Depuis notre enfance, beaucoup d’entre nous passent plusieurs heures par jour derrière un écran, de l’école primaire à leur activité professionnelle d’adultes. Est-ce la vie véritable, celle que nous passons derrière un écran, ou est-ce que ce sont les écrans qui sont nécessaires pour la vie d’aujourd’hui ? Quel est le rôle de l’éducation et des nouveaux systèmes éducatifs qui prennent en compte la dimension du numérique dans une société où l’utilisation d’un ordinateur, d’un téléphone portable et des réseaux numériques est devenue indispensable à la majorité des métiers ?

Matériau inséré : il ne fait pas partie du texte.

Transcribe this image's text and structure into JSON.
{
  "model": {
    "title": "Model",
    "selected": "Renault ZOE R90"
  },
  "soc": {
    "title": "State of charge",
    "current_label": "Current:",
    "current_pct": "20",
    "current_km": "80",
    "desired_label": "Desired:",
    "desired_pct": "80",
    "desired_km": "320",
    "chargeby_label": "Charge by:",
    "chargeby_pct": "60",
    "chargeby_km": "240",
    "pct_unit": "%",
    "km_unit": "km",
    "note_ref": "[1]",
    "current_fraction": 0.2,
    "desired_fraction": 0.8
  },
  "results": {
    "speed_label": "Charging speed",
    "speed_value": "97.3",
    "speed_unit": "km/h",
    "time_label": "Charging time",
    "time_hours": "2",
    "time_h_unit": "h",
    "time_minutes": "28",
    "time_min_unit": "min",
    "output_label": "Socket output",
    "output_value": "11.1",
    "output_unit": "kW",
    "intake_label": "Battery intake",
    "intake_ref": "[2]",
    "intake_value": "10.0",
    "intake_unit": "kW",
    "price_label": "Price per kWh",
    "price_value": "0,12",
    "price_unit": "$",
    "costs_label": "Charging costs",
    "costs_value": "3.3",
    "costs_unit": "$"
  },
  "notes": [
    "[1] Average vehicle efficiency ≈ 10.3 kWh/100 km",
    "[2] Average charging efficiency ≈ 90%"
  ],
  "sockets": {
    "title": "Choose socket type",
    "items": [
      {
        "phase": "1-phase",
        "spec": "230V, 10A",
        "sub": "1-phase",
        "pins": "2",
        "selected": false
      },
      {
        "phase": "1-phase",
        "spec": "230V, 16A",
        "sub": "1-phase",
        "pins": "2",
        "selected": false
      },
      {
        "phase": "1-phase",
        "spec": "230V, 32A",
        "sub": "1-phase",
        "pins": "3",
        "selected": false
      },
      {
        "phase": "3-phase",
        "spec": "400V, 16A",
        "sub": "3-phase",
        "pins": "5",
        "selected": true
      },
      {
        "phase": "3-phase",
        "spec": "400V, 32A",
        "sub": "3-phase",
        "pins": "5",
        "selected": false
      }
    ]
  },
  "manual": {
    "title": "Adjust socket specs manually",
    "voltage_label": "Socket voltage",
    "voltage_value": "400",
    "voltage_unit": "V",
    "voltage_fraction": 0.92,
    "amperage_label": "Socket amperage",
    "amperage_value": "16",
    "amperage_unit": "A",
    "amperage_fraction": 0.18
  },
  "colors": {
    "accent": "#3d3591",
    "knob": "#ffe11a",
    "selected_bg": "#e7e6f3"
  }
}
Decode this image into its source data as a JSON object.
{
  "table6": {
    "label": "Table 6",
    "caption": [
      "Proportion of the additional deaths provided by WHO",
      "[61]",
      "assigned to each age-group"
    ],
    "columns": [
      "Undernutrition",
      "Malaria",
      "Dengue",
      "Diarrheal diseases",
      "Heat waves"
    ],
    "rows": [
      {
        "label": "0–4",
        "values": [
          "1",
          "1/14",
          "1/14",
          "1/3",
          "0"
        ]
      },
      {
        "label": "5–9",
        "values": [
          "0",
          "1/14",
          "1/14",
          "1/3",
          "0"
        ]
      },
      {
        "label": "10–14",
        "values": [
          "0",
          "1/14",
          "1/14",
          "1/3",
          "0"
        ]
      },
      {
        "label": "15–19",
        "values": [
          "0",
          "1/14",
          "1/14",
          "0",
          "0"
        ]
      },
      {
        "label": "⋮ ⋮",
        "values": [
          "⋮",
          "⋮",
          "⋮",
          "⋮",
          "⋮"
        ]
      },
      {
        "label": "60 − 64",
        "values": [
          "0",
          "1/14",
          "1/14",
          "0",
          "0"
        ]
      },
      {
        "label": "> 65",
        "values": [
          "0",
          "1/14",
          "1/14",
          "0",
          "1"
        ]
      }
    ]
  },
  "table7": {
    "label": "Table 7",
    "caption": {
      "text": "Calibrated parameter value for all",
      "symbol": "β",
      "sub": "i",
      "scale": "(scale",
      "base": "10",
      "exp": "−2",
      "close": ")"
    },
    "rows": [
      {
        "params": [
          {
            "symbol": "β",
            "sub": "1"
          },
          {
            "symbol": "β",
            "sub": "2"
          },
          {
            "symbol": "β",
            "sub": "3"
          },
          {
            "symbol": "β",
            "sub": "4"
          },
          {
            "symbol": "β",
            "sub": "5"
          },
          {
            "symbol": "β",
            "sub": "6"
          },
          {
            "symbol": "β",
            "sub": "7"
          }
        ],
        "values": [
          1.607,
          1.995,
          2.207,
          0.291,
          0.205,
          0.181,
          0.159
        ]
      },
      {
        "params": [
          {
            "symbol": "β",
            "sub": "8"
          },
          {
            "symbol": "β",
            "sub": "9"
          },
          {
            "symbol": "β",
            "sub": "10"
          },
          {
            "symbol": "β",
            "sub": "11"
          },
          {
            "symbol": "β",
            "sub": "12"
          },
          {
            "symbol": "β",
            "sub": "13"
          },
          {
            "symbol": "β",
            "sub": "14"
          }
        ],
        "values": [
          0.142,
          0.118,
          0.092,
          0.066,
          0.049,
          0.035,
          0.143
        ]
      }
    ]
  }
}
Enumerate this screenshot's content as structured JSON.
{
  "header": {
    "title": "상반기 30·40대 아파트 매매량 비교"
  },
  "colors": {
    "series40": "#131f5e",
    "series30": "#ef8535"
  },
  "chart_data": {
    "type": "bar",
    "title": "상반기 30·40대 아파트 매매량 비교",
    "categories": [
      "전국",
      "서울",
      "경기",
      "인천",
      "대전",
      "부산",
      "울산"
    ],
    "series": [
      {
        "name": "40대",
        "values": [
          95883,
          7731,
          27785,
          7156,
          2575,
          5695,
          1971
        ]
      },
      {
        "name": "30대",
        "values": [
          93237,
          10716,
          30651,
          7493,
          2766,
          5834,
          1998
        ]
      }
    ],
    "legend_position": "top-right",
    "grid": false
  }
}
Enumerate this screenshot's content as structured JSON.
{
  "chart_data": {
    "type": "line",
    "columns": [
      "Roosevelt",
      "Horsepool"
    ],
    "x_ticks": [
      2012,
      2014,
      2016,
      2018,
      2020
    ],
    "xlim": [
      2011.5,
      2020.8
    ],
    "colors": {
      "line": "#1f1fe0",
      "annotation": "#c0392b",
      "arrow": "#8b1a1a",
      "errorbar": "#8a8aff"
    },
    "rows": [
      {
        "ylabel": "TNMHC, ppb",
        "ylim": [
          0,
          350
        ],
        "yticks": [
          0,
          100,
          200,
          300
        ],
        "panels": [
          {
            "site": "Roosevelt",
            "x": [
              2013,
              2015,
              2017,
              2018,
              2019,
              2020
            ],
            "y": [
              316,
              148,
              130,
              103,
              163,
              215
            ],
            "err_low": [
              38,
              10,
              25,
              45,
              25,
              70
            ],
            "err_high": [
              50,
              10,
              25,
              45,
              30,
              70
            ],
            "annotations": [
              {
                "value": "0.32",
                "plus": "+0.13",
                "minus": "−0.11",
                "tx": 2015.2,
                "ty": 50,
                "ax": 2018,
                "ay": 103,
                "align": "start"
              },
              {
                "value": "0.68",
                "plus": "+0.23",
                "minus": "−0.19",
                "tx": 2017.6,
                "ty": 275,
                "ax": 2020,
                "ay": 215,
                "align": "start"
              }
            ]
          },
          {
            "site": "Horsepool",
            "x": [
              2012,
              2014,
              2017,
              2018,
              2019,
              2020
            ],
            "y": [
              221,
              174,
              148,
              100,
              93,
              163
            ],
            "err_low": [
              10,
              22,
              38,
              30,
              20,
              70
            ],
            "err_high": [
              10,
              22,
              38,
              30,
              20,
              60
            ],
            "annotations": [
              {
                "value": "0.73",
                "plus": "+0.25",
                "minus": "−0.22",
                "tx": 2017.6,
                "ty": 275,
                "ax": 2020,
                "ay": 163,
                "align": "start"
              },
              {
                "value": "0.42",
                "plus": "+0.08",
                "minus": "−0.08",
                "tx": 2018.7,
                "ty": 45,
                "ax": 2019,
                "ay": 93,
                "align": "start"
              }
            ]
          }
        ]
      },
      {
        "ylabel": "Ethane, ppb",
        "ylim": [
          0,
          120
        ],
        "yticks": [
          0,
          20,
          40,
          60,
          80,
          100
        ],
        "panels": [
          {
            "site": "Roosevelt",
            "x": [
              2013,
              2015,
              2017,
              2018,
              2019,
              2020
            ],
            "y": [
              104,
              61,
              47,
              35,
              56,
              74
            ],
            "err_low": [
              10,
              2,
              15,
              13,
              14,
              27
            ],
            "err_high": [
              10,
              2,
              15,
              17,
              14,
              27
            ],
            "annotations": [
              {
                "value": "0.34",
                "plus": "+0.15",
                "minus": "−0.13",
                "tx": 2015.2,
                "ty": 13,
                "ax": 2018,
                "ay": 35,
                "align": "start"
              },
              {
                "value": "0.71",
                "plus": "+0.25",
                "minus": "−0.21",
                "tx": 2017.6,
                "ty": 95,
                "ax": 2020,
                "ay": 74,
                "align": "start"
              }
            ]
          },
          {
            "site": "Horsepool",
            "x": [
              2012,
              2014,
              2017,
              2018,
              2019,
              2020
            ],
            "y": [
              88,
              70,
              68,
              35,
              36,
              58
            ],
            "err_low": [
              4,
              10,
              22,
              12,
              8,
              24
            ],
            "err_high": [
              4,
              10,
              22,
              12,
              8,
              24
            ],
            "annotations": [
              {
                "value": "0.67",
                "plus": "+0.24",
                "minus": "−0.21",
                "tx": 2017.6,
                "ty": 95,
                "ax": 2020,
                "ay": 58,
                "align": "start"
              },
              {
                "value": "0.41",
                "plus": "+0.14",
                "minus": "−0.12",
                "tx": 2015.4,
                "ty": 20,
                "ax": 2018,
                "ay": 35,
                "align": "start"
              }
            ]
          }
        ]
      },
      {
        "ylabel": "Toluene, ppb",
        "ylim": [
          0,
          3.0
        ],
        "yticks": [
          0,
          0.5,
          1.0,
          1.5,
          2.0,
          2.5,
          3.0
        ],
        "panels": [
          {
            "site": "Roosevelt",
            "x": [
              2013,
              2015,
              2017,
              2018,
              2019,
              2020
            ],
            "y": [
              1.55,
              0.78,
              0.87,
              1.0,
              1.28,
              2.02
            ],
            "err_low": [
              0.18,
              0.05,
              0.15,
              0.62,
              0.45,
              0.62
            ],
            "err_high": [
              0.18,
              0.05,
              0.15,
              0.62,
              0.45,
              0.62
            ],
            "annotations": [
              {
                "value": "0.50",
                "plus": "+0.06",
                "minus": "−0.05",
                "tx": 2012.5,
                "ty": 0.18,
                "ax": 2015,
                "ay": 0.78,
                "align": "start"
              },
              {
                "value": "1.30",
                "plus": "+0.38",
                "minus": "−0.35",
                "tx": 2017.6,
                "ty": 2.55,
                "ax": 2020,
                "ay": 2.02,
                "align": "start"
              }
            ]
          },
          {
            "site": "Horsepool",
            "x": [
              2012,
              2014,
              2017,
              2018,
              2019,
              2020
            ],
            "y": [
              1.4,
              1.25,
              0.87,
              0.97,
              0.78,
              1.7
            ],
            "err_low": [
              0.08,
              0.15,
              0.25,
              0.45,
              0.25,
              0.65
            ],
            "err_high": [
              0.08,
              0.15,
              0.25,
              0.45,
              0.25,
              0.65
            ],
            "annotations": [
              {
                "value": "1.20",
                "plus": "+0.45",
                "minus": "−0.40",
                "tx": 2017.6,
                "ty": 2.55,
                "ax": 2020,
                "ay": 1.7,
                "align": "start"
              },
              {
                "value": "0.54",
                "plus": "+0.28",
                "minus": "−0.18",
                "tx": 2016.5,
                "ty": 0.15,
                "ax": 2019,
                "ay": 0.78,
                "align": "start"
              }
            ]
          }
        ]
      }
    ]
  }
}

En réalité, les avancées de l’intelligence artificielle, du contrôle des émotions, des pensées et des consciences, et la mise à disposition d’une connaissance à portée d’un clic comportent aussi des dangers. Les concepteurs des systèmes informatiques de la Silicon Valley le savent bien, eux qui protègent leurs propres enfants de l’influence des réseaux sociaux et de l’utilisation excessive des téléphones portables. Pourquoi Bill Gates, Steve Jobs, Jeff Bezos ainsi que le Prince William, ont-ils décidé de tenir leurs propres enfants à distance de ces appareils ?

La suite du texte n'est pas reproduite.